Write a function that returns the longest palindrome in a given string
Solution 1:
You can find the the longest palindrome using Manacher's Algorithm in O(n) time! Its implementation can be found here and here.
For input String s = "HYTBCABADEFGHABCDEDCBAGHTFYW1234567887654321ZWETYGDE" it finds the correct output which is 1234567887654321.
Solution 2:
The Algo 2 may not work for all string. Here is an example of such a string "ABCDEFCBA".
Not that the string has "ABC" and "CBA" as its substring. If you reverse the original string, it will be "ABCFEDCBA". and the longest matching substring is "ABC" which is not a palindrome.
You may need to additionally check if this longest matching substring is actually a palindrome which has the running time of O(n^3).
Solution 3:
As far as I understood the problem, we can find palindromes around a center index and span our search both ways, to the right and left of the center. Given that and knowing there's no palindrome on the corners of the input, we can set the boundaries to 1 and length-1. While paying attention to the minimum and maximum boundaries of the String, we verify if the characters at the positions of the symmetrical indexes (right and left) are the same for each central position till we reach our max upper bound center.

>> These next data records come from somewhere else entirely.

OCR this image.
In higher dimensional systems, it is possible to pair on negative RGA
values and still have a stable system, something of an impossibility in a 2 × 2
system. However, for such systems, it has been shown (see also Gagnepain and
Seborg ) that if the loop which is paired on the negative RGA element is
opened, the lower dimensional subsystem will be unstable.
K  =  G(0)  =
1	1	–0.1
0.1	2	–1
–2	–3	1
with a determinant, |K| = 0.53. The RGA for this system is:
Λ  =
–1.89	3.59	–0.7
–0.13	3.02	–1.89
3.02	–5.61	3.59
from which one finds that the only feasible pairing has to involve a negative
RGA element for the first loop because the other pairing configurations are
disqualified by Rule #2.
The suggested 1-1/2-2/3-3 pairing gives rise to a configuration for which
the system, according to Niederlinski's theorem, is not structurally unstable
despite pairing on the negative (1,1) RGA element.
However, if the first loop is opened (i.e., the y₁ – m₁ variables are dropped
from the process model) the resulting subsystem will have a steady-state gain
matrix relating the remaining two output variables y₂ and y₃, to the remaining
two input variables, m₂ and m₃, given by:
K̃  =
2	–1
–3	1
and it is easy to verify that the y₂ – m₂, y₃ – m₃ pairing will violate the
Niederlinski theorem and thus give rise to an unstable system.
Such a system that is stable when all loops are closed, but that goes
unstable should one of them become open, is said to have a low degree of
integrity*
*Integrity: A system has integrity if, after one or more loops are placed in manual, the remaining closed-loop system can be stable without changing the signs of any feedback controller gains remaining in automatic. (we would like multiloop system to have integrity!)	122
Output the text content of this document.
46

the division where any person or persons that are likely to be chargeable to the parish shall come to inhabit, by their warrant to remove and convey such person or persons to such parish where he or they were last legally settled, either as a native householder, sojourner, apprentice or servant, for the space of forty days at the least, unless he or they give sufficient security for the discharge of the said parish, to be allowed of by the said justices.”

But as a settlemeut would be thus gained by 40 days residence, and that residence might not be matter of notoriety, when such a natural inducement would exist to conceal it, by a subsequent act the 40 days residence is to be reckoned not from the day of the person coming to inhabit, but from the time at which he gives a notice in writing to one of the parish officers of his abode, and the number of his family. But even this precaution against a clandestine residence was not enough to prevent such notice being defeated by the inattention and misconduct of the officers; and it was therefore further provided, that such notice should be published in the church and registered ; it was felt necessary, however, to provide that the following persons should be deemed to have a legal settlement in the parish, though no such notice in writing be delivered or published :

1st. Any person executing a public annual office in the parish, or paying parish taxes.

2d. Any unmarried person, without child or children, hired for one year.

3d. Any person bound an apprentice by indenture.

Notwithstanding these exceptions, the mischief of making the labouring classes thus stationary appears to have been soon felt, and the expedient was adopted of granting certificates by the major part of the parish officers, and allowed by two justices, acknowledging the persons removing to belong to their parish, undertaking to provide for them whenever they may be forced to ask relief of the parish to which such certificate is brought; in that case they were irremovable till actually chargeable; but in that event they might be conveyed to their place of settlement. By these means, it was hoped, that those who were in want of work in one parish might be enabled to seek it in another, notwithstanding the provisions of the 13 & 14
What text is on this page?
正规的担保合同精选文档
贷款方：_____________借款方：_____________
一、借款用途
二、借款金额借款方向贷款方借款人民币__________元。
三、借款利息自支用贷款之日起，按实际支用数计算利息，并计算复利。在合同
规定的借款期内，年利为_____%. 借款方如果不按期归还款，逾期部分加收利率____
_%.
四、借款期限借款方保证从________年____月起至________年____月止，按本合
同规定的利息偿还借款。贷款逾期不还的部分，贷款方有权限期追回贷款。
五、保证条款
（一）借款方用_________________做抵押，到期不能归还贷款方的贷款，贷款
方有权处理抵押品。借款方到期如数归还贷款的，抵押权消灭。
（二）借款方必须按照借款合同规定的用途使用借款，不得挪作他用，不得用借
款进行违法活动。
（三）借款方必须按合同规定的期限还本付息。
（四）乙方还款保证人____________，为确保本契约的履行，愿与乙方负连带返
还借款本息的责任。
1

The outer loop is O(n) (max n-2 iterations), and the inner while loop is O(n) (max around (n / 2) - 1 iterations)
Here's my Java implementation using the example provided by other users.
class LongestPalindrome {
/**
* @param input is a String input
* @return The longest palindrome found in the given input.
*/
public static String getLongestPalindrome(final String input) {
int rightIndex = 0, leftIndex = 0;
String currentPalindrome = "", longestPalindrome = "";
for (int centerIndex = 1; centerIndex < input.length() - 1; centerIndex++) {
leftIndex = centerIndex - 1; rightIndex = centerIndex + 1;
while (leftIndex >= 0 && rightIndex < input.length()) {
if (input.charAt(leftIndex) != input.charAt(rightIndex)) {
break;
}
currentPalindrome = input.substring(leftIndex, rightIndex + 1);
longestPalindrome = currentPalindrome.length() > longestPalindrome.length() ? currentPalindrome : longestPalindrome;
leftIndex--; rightIndex++;
}
}
return longestPalindrome;
}
public static void main(String ... args) {
String str = "HYTBCABADEFGHABCDEDCBAGHTFYW12345678987654321ZWETYGDE";
String longestPali = getLongestPalindrome(str);
System.out.println("String: " + str);
System.out.println("Longest Palindrome: " + longestPali);
}
}
The output of this is the following:
marcello:datastructures marcello$ javac LongestPalindrome
marcello:datastructures marcello$ java LongestPalindrome
String: HYTBCABADEFGHABCDEDCBAGHTFYW12345678987654321ZWETYGDE
Longest Palindrome: 12345678987654321
Solution 4:
with regex and ruby you can scan for short palindromes like this:
PROMPT> irb
>> s = "longtextwithranynarpalindrome"
=> "longtextwithranynarpalindrome"
>> s =~ /((\w)(\w)(\w)(\w)(\w)\6\5\4\3\2)/; p $1
nil
=> nil
>> s =~ /((\w)(\w)(\w)(\w)\w\5\4\3\2)/; p $1
nil
=> nil
>> s =~ /((\w)(\w)(\w)(\w)\5\4\3\2)/; p $1
nil
=> nil
>> s =~ /((\w)(\w)(\w)\w\4\3\2)/; p $1
"ranynar"
=> nil
Solution 5:
I have written the following Java program out of curiosity, simple and self-explanatory HTH. Thanks.
/**
*
* @author sanhn
*/
public class CheckPalindrome {
private static String max_string = "";
public static void checkSubString(String s){
System.out.println("Got string is "+s);
for(int i=1;i<=s.length();i++){
StringBuilder s1 = new StringBuilder(s.substring(0,i));
StringBuilder s2 = new StringBuilder(s.substring(0,i));
s2.reverse();
if(s1.toString().equals(s2.toString())){
if(max_string.length()<=s1.length()){
max_string = s1.toString();
System.out.println("tmp max is "+max_string);
}
}
}
}
public static void main(String[] args){
String s="HYTBCABADEFGHABCDEDCBAGHTFYW1234567887654321ZWETYGDE";
for(int i=0; i<s.length(); i++)
checkSubString(s.substring(i, s.length()));
System.out.println("Max string is "+max_string);
}
}